À propos de l’émission « Marseille, une symphonie urbaine » (France TV, André Manoukian)
Je viens de regarder une émission remarquable diffusée sur France Télévisions : « Marseille, une symphonie urbaine », présentée par André Manoukian (France TV – Documentaires Société).
Ce film montre quelque chose d’essentiel : on ne vit pas « dans une ville », on vit dans des lieux, des quartiers, des communautés humaines. Marseille y apparaît non pas comme un bloc uniforme, mais comme une constellation de mondes : des langues, des accents, des sons, des pratiques culturelles, du rap aux traditions occitanes encore vivantes.
Cette approche rejoint profondément ce que nous défendons ici : vivre au niveau des kers et des tudou. Les kers, ce sont les lieux vécus, les noyaux humains. Les tudou, ce sont les gens, les voix, les gestes, les mémoires. C’est à cette échelle que se tisse l’identité d’un territoire, pas dans les abstractions administratives.

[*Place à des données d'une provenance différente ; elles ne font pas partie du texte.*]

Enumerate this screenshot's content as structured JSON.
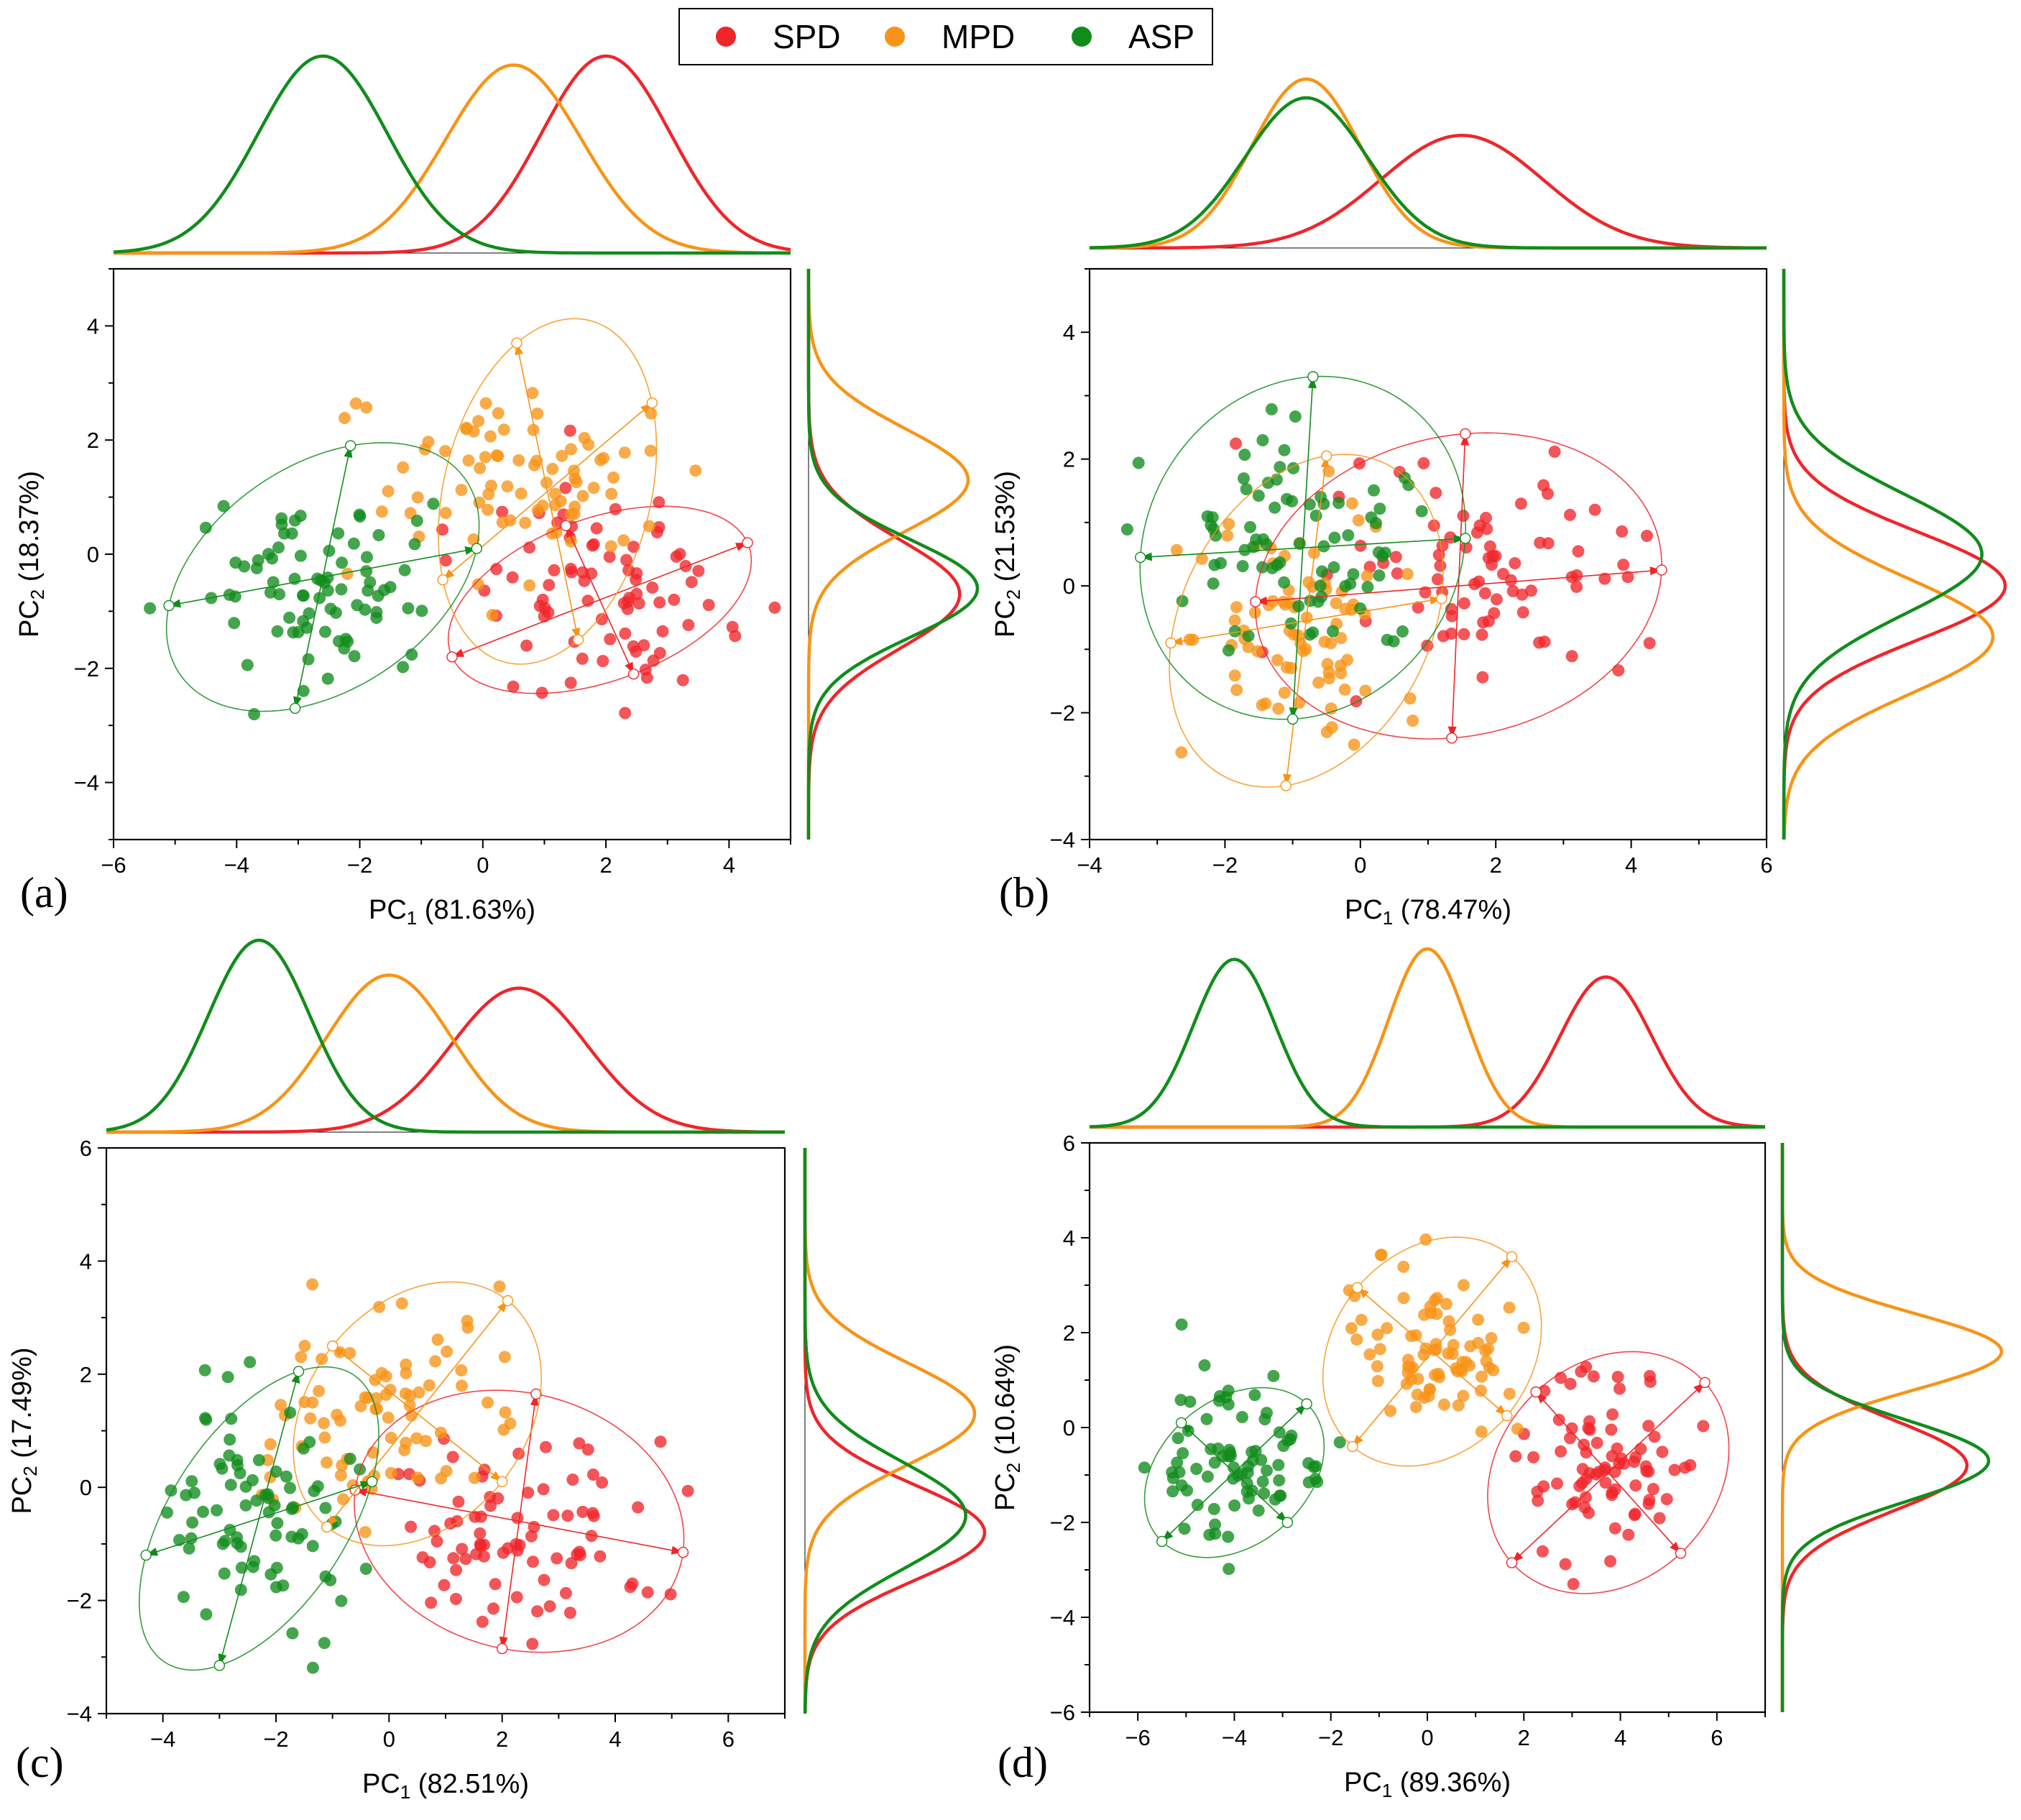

L’émission le montre avec force : ce sont les habitants, leurs langues, leurs musiques, leurs façons d’habiter, qui donnent sens au territoire. Et la modernité — ici la création musicale — ne détruit pas ces identités : elle les révèle.
En Bretagne comme à Marseille, l’avenir passe par là : retrouver la puissance des lieux, des communautés, des voix. Retisser le territoire par le bas. Redonner centralité aux kers et aux tudou.
Référence : « Marseille, une symphonie urbaine », documentaire présenté par André Manoukian, disponible sur France TV (rubrique Société).